Sessão de hoje: diversão não tem idade

Mariana Gasparini
| Tempo de leitura: 3 min

Malavolta Jr.

Quando o filme começou, a atenção se dividiu entre a telona e a pipoca

“A última vez que eu fui era uma matinê”. A frase foi dita por Hilda Feliciano, de 84 anos, assim que entrou no ônibus para ir ao cinema na tarde de ontem. Ela e mais um grupo de idosos agitaram a entrada da Vila Vicentina, na Vila Engler, em Bauru. Apesar de algumas limitações físicas, a maioria se transformou em criança indo em direção ao veículo que os levaria para uma sessão no Cine ‘n Fun, no Alameda Quality Center.

A ação social, realizada pela empresa de transporte rodoviário Reunidas em parceria com o Alameda, fez parte do “Dia de Fazer a Diferença”, comemorado ontem (leia mais abaixo). “Nossa intenção é de, realmente, fazer a diferença na vida das pessoas. Todos os anos, escolhemos alguma ação para realizar e trazer um pouco mais de alegria para os outros”, explicou Rosana Fava Marinho, gerente de Recursos Humanos (RH) do Grupo Reunidas, que ofereceu o transporte, pipoca e bebidas para todos.   

Para este ano, os asilos Vila Vicentina de Bauru e de Agudos foram os escolhidos para viver um dia diferente.

Ao todo, 75 idosos foram ao cinema assistir ao filme “O que Será de Nozes”, um desenho animado que conta a história de um esquilo que vai em busca de alimento para suportar a escassez do inverno.

Diante da telona

Na chegada ao local do filme, o brilho no olhar e alegria estampada no rosto tomaram conta de todos. “Viva!”, bradou uma das senhoras que saiu do ônibus. Todos bem vestidos e ansiosos rumo a algo quase que “desconhecido”. “Faz muitos anos que não venho ao cinema. Isso é fantástico.
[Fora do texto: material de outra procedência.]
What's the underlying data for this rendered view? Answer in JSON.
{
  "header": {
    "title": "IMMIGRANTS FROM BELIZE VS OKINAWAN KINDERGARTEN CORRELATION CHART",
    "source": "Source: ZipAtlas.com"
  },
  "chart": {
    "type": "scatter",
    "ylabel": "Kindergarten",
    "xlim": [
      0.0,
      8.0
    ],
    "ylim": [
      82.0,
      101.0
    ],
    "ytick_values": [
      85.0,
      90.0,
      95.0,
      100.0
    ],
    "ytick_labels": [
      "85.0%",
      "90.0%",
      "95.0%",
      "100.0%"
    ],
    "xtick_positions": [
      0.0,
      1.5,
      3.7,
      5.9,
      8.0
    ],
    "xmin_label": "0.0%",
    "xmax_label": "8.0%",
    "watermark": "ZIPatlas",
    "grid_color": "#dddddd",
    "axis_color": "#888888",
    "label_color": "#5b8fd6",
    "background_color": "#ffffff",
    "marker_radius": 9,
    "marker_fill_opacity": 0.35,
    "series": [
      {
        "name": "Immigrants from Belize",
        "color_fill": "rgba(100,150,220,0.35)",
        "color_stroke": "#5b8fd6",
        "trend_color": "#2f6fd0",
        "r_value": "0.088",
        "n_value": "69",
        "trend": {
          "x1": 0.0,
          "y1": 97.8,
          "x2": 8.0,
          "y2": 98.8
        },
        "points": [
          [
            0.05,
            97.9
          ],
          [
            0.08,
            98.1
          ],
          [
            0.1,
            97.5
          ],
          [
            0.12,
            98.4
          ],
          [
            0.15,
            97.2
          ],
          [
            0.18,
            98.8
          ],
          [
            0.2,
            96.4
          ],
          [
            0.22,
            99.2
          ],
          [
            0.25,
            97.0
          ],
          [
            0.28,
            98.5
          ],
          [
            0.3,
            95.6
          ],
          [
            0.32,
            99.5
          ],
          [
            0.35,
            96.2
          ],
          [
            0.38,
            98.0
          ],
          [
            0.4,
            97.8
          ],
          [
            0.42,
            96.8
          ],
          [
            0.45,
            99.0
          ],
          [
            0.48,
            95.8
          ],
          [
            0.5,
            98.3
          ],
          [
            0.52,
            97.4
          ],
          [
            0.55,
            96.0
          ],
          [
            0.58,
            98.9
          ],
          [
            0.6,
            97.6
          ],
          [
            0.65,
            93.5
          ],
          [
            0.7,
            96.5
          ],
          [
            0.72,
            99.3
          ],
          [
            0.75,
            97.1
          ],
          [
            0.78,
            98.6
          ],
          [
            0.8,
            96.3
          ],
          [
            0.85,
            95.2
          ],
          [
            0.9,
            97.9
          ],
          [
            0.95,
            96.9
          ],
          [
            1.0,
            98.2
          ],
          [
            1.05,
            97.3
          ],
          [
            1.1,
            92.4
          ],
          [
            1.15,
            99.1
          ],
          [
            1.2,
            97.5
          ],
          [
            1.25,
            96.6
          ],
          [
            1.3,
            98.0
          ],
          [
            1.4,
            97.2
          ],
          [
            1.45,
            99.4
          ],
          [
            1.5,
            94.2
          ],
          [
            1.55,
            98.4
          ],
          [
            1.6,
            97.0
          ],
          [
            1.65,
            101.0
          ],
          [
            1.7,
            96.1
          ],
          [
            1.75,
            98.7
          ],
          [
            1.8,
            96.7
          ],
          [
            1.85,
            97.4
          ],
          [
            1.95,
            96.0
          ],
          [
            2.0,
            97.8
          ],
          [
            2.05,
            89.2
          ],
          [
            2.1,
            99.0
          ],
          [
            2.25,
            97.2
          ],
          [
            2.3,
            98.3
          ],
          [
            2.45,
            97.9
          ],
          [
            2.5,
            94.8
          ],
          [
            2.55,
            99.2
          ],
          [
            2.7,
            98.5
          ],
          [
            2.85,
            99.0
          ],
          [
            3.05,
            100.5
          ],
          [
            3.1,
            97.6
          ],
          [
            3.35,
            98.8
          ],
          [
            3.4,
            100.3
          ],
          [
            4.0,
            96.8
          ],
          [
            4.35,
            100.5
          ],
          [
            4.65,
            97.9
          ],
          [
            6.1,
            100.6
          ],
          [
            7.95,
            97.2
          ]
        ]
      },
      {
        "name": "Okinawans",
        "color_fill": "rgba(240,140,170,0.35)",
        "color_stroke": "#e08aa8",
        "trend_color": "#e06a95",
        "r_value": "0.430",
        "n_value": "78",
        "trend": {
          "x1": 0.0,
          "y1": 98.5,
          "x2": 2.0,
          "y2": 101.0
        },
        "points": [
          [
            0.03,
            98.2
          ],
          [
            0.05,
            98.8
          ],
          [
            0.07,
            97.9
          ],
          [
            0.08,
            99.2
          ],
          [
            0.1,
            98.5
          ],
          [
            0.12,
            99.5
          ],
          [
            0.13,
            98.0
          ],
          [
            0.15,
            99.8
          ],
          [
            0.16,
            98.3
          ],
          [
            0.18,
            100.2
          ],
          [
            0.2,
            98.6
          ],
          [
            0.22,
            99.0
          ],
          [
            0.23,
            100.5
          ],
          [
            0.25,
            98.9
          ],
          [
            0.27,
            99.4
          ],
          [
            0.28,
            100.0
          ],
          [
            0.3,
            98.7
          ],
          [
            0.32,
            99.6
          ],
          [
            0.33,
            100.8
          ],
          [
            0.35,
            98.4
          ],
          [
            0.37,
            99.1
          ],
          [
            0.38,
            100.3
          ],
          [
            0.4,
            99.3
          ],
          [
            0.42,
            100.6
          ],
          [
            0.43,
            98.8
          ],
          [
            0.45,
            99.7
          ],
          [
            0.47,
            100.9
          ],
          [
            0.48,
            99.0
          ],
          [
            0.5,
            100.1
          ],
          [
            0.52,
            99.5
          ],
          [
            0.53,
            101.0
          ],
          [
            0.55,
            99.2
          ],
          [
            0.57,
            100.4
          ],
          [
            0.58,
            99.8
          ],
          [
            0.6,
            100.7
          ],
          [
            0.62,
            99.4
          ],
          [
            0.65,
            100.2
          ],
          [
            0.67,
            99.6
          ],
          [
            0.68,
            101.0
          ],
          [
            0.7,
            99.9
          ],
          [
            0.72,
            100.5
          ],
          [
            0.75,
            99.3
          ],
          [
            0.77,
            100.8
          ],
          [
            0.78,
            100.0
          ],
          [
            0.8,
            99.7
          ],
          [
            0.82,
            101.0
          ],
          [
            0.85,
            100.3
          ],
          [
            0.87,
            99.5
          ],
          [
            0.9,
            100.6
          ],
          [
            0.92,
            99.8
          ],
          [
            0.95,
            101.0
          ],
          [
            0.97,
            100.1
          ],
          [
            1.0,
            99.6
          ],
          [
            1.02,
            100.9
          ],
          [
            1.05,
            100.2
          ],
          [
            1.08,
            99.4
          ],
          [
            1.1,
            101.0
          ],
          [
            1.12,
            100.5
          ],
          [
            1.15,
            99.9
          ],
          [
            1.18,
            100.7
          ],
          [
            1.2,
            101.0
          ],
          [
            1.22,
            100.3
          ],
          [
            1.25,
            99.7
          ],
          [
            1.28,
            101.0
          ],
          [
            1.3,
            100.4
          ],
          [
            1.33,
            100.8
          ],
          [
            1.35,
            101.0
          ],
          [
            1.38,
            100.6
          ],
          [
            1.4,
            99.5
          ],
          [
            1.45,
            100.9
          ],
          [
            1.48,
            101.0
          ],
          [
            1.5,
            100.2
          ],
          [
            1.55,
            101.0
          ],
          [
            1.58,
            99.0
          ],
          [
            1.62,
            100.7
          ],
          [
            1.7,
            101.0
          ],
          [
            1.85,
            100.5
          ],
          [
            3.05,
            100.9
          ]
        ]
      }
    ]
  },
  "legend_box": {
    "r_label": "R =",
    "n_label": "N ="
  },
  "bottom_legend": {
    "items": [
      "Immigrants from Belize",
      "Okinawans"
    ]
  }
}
Estou muito feliz”, disse Paulo Scriptore, 67 anos.

Acompanhados por uma terapeuta ocupacional, uma educacional, alguns cuidadores e uma assistente social, todos os idosos ficaram bem acomodados nas poltronas. Algumas cadeiras de roda se “transformaram” em poltronas do cinema, mas ninguém sequer se importava.

“Ações deste tipo são muito importantes para eles. Isso movimentou o dia (na Vila Vicentina) e fez com que eles se arrumassem. Além da autoestima elevada, a cultura e o lazer dessas pessoas acabam sendo incentivados”, comentou Suelen Cristina Bueno de Camargo, assistente social responsável.

Na hora do filme, a agitação foi tomada pelo silêncio. Olhos atentos a cada movimento da tela e mão na pipoca. Risadas e diversão foi o resumo do dia para estes idosos, que conseguiram ter um dia diferente. “Para eles, esta é a prova de que existe um mundo lá fora. Muitos não têm condições de sair ou não têm família. E esta foi uma oportunidade que fará a diferença na vida de cada um deles”, finalizou Suelen. 


Dia comemorativo

Muitos podem nem saber mas, desde 1992, o “Make a Difference Day” (Dia de Fazer a Diferença) surgiu nos Estados Unidos através do jornal USA Weekend em parceria com o Points of Light Foundation, maior organização voltada ao voluntariado no mundo.

Desde 2006, este dia chegou ao Brasil e, a partir daí, várias ações sociais - com o objetivo de fazer a diferença na vida das pessoas -  vêm sendo realizadas por todo País     

A data é considerada um dos maiores eventos de mobilização para ações sociais simultâneas do País e conta com a participação de milhões de voluntários.